Summary: Bitcoin’s 4-Year Rhythm Is Still Playing Out, Says Crypto CEO

Published: 28 days and 3 hours ago
Based on article from NewsBTC

Bitcoin’s 4-Year Rhythm: Why the Cycle is Still on Track

Despite a recent countertrend rally that pushed Bitcoin toward the $82,800 mark, Benjamin Cowen, CEO of Into The Cryptoverse, suggests that the asset is following a familiar historical script. Cowen argues that the recent price action isn't a sign of a new bull phase, but rather a recurring pattern that confirms Bitcoin's traditional four-year cycle remains very much alive.

Historical Echoes and Technical Rejections

A primary indicator for this bearish outlook is Bitcoin's recent rejection at the 200-day simple moving average.

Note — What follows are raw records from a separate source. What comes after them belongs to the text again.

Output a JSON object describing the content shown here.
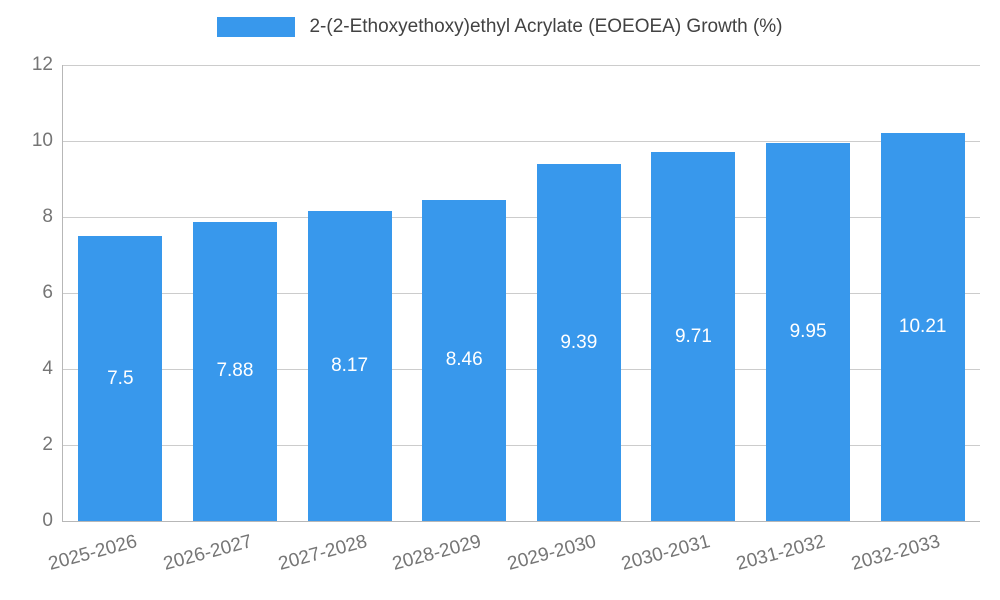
{
  "legend": {
    "label": "2-(2-Ethoxyethoxy)ethyl Acrylate (EOEOEA) Growth (%)"
  },
  "chart_data": {
    "type": "bar",
    "title": "2-(2-Ethoxyethoxy)ethyl Acrylate (EOEOEA) Growth (%)",
    "categories": [
      "2025-2026",
      "2026-2027",
      "2027-2028",
      "2028-2029",
      "2029-2030",
      "2030-2031",
      "2031-2032",
      "2032-2033"
    ],
    "values": [
      7.5,
      7.88,
      8.17,
      8.46,
      9.39,
      9.71,
      9.95,
      10.21
    ],
    "value_labels": [
      "7.5",
      "7.88",
      "8.17",
      "8.46",
      "9.39",
      "9.71",
      "9.95",
      "10.21"
    ],
    "xlabel": "",
    "ylabel": "",
    "ylim": [
      0,
      12
    ],
    "yticks": [
      0,
      2,
      4,
      6,
      8,
      10,
      12
    ],
    "grid": true,
    "legend_position": "top",
    "colors": {
      "bar": "#3898ec",
      "value_label": "#ffffff",
      "axis_text": "#757575",
      "title_text": "#424242",
      "gridline": "#cccccc",
      "axis_line": "#b7b7b7",
      "background": "#ffffff"
    }
  }
}
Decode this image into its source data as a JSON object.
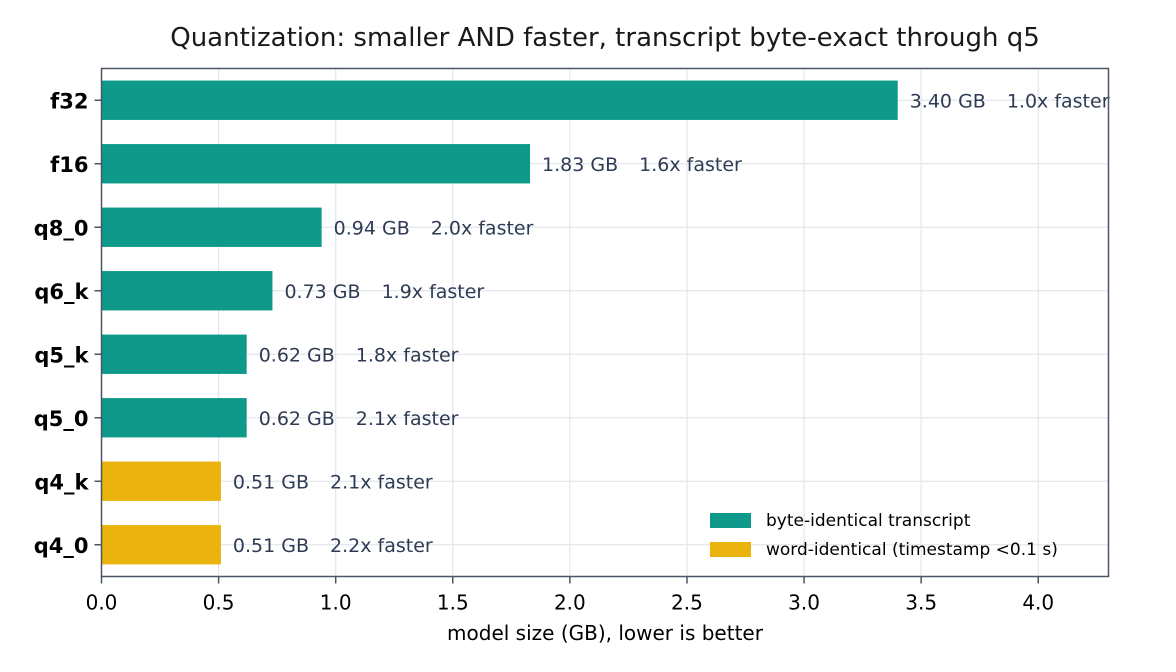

According to Cowen, this specific technical behavior mirrored market movements seen in 2018 and 2022, both of which preceded a final, sharp leg down. While some investors viewed the 16-week bounce as a sign of a market floor, Cowen notes that past countertrend rallies have lasted even longer without preventing an eventual correction.

Timing the Peak and the Predicted Bottom

The framework for this analysis rests on the timing of Bitcoin’s peaks and troughs. Cowen points out that Bitcoin’s climb to $126,200 in October 2025 landed precisely within the expected cycle window when measured from previous lows. If this timing holds true for the downside, the market may not see a definitive bottom until the closing months of 2026, consistent with the midterm year lows observed in December 2018 and November 2022.

A Divided Outlook for 2026

While Cowen warns of a potential decline below the $60,000 support level, the broader analyst community remains split. Some market observers predict a climb past $90,000 as early as June, citing different support retests. However, Cowen maintains that the halving-driven rhythm continues to dictate Bitcoin's price structure, suggesting that the path to the next true bull market may require a final period of significant capitulation.